Wednesday, August 28, 2013

Why the purpose of business isn't to satisfy customers

Over the decades, what society expected of business, what it thought as its purpose, has changed.

Way, way, back, during the time of Hudson's Bay Company, corporations were chartered (with a specific purpose like building a road and a sunset clause) to serve the public good (and often feed the coffers of the nation states that chartered them.)

By the time I was out of college, long gone was the focus on public good. In the 1970's it was vogue to say the purpose of business was to make money. (And I thought, huh? That's like thinking the purpose of living is to breathe... a requirement for existence but not much of a purpose!)

Then in the 1980's the quality revolution happened and suddenly all the gurus were saying that business was to serve customers: Edwards Deming, Philip Crosby, Tom Peters. "The customer is always right" became the mantra.

Courtesy stockimages,
Yes, business has to have customers and they need to make a profit. But is that really their PURPOSE? It seems so limiting to view it as such. If my job as the president of a company is to serve customers, then it begs the questions, Which customers? Which services?  AXIS Performance Advisors could have been flipping burgers or making dog food. But it matters what business you go into! What do YOU want to do in the world? Why do we as humans come together into organizations?

So let me offer a reframing. I think organizations are the primary way in our modern society that we ....

What does this reframing do?
  • It shifts the focus from customers to managers and employees—who are we, what are we good at, what do we love to do, what problems do we want to be part of solving. what do we want our legacy to be? At AXIS, Marsha Willard and I reinvented our focus about every decade, following our interests as we developed and grew.
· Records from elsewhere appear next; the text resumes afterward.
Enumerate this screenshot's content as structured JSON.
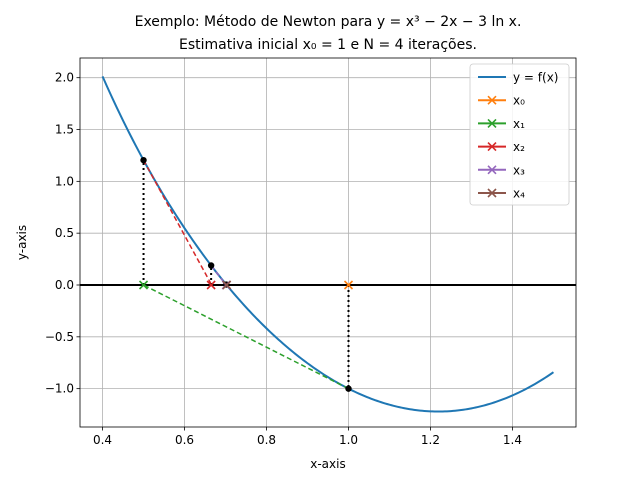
{
  "chart_data": {
    "type": "line",
    "title_lines": [
      "Exemplo: Método de Newton para y = x³ − 2x − 3 ln x.",
      "Estimativa inicial x₀ = 1 e N = 4 iterações."
    ],
    "xlabel": "x-axis",
    "ylabel": "y-axis",
    "xlim": [
      0.345,
      1.555
    ],
    "ylim": [
      -1.37,
      2.19
    ],
    "xticks": [
      0.4,
      0.6,
      0.8,
      1.0,
      1.2,
      1.4
    ],
    "xtick_labels": [
      "0.4",
      "0.6",
      "0.8",
      "1.0",
      "1.2",
      "1.4"
    ],
    "yticks": [
      -1.0,
      -0.5,
      0.0,
      0.5,
      1.0,
      1.5,
      2.0
    ],
    "ytick_labels": [
      "−1.0",
      "−0.5",
      "0.0",
      "0.5",
      "1.0",
      "1.5",
      "2.0"
    ],
    "grid": true,
    "legend_position": "top-right",
    "function": {
      "label": "y = f(x)",
      "expression": "x^3 - 2x - 3 ln x",
      "x_range": [
        0.4,
        1.5
      ],
      "color": "#1f77b4"
    },
    "iterations": [
      {
        "label": "x₀",
        "x": 1.0,
        "color": "#ff7f0e"
      },
      {
        "label": "x₁",
        "x": 0.5,
        "color": "#2ca02c"
      },
      {
        "label": "x₂",
        "x": 0.6649,
        "color": "#d62728"
      },
      {
        "label": "x₃",
        "x": 0.7018,
        "color": "#9467bd"
      },
      {
        "label": "x₄",
        "x": 0.7029,
        "color": "#8c564b"
      }
    ]
  }
}
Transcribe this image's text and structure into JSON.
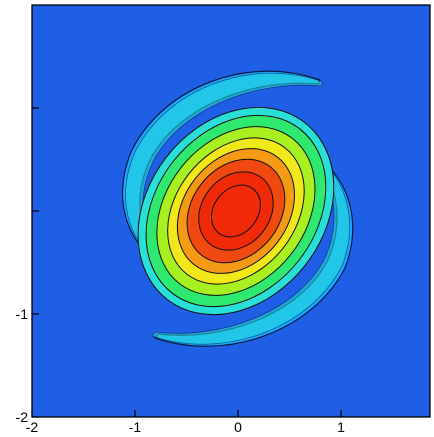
{
  "chart_data": {
    "type": "heatmap",
    "title": "",
    "xlabel": "",
    "ylabel": "",
    "xlim": [
      -2,
      2
    ],
    "ylim": [
      -2,
      2
    ],
    "x_ticks": [
      {
        "value": -2,
        "label": "-2"
      },
      {
        "value": -1,
        "label": "-1"
      },
      {
        "value": 0,
        "label": "0"
      },
      {
        "value": 1,
        "label": "1"
      }
    ],
    "y_ticks": [
      {
        "value": -2,
        "label": "-2"
      },
      {
        "value": -1,
        "label": "-1"
      },
      {
        "value": 0,
        "label": ""
      },
      {
        "value": 1,
        "label": ""
      }
    ],
    "colormap": [
      "#1f5fe6",
      "#19a7ff",
      "#28e0d8",
      "#2fe870",
      "#a8f020",
      "#f0e818",
      "#f59a14",
      "#f04a10",
      "#f02a08"
    ],
    "background_color": "#1f5fe6",
    "grid": false
  }
}
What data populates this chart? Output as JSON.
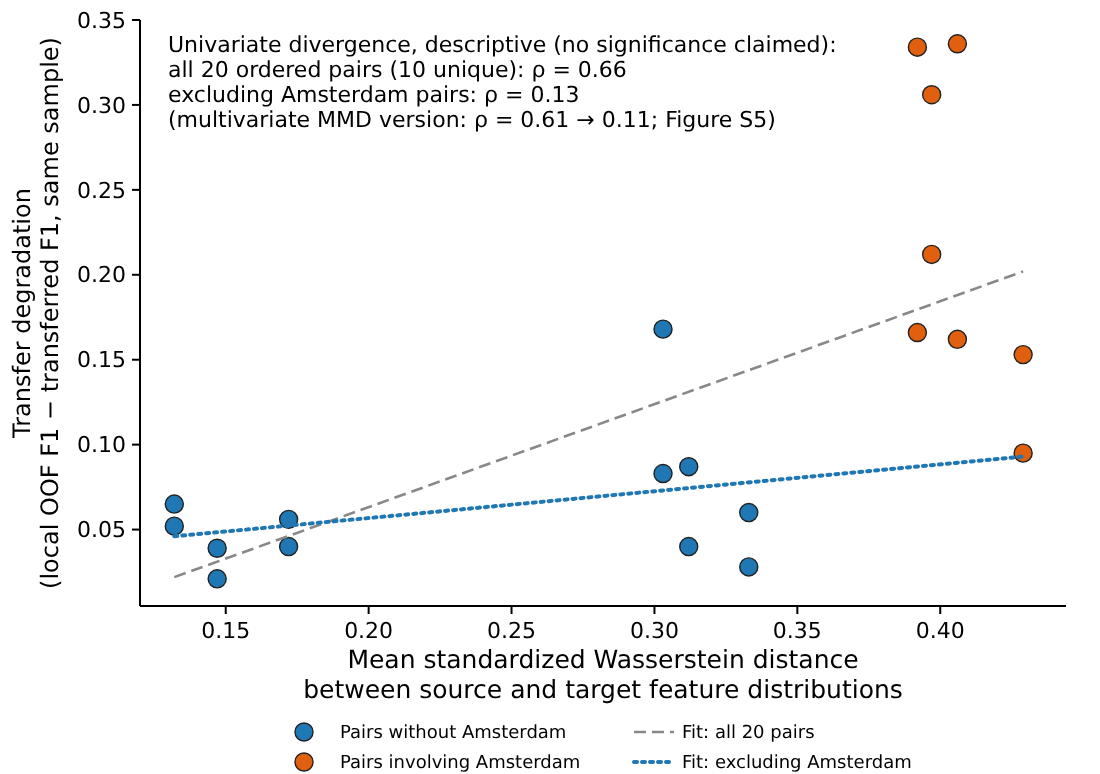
{
  "chart_data": {
    "type": "scatter",
    "xlabel": "Mean standardized Wasserstein distance\nbetween source and target feature distributions",
    "ylabel": "Transfer degradation\n(local OOF F1 − transferred F1, same sample)",
    "annotations": [
      "Univariate divergence, descriptive (no significance claimed):",
      "all 20 ordered pairs (10 unique): ρ = 0.66",
      "excluding Amsterdam pairs: ρ = 0.13",
      "(multivariate MMD version: ρ = 0.61 → 0.11; Figure S5)"
    ],
    "series": [
      {
        "name": "Pairs without Amsterdam",
        "color": "#1f77b4",
        "x": [
          0.132,
          0.132,
          0.147,
          0.147,
          0.172,
          0.172,
          0.303,
          0.303,
          0.312,
          0.312,
          0.333,
          0.333
        ],
        "values": [
          0.065,
          0.052,
          0.039,
          0.021,
          0.056,
          0.04,
          0.083,
          0.168,
          0.087,
          0.04,
          0.06,
          0.028
        ]
      },
      {
        "name": "Pairs involving Amsterdam",
        "color": "#e0600f",
        "x": [
          0.392,
          0.392,
          0.397,
          0.397,
          0.406,
          0.406,
          0.429,
          0.429
        ],
        "values": [
          0.334,
          0.166,
          0.306,
          0.212,
          0.336,
          0.162,
          0.153,
          0.095
        ]
      },
      {
        "name": "Fit: all 20 pairs",
        "type": "line",
        "color": "#888888",
        "line_style": "dashed",
        "marker": "none",
        "x": [
          0.132,
          0.429
        ],
        "values": [
          0.022,
          0.202
        ]
      },
      {
        "name": "Fit: excluding Amsterdam",
        "type": "line",
        "color": "#1f77b4",
        "line_style": "dotted",
        "marker": "none",
        "x": [
          0.132,
          0.429
        ],
        "values": [
          0.046,
          0.093
        ]
      }
    ],
    "marker": "circle",
    "xlim": [
      0.12,
      0.444
    ],
    "ylim": [
      0.005,
      0.35
    ],
    "xticks": [
      0.15,
      {
        "value": 0.2,
        "label": "0.20"
      },
      0.25,
      {
        "value": 0.3,
        "label": "0.30"
      },
      0.35,
      {
        "value": 0.4,
        "label": "0.40"
      }
    ],
    "yticks": [
      0.05,
      {
        "value": 0.1,
        "label": "0.10"
      },
      0.15,
      {
        "value": 0.2,
        "label": "0.20"
      },
      0.25,
      {
        "value": 0.3,
        "label": "0.30"
      },
      0.35
    ],
    "grid": false,
    "legend": "bottom"
  }
}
This is far more empowering and satisfying than viewing your job as life-long servitude to customers. 
  • It calls on business to serve the greater good—Goodness knows, we need a bit more ethics and morality in business these days after the Enron-Worldcom-LehmanBros-JunkMortgage-CreditDefaultSwap messes! Instead, calls for Conscious Capitalism are emerging, recognizing that society needs business to help solve the world's problems and business needs a moral underpinning to attract talent and customers alike.
  • It makes it easier to reinvent the business when things change—In today's fast paced world, entire industries come and go. Think about the video rental stores, now empty storefronts. But if you keep asking yourself, "What does the world need from us now?" it opens up new lines of business and avoids the stagnation trap so many successful organizations fall into. 
  • It makes it easier to collaborate—Too many organizations and executives want to control it ALL. Gobbling up competitors, moving into all territories, bankrupting local businesses. But this often leads to hubris and over-reach. Why can't we just do what we do in our own ecosystem and help others succeed in theirs? For example, at AXIS, we designed our products like S-CORE and SPaRK in a way that other sustainability consultants could use them and profit from them, while we got a bit of income along the way. 
  • It makes it easier to let organizations die a natural death—In today's world, organizations take on a life of their own, fighting to stay in business, sometimes outliving their usefulness. But if the organization is the way each of us in the organization offers our talents to society, then when we leave, perhaps the organization doesn't have to keep going. Maybe perpetual growth isn't the goal or even useful. I have seen too many non-profits and a number of for profits try to hang on way past their use-by date.
So is the purpose of business to earn profits? serve customers? or provide a venue for us to contribute to society? I guess you could argue any of them as the 'end' rather than the 'means.' It is in fact a circular argument: customers can lead to profits which can lead to work that contributes to society which then can lead to more customers and profits. But "can" doesn't necessarily mean "will." I believe the starting point in that circle—the 'end in mind'—matters. If you think your purpose is ultimately to make profits you will act in one way. If you think it is to serve customers, it will lead to some different behaviors. Or if you think it is to manifest our gifts to society, yet other outcomes. Which organization would you rather work for? Or lead?

Try putting up this assertion on the company bulletin board next to the coffee pot and see what happens:

The purpose of organizations is to provide a venue for each of us 
to offer our talents to contribute to society. 
So what does the world need from us now?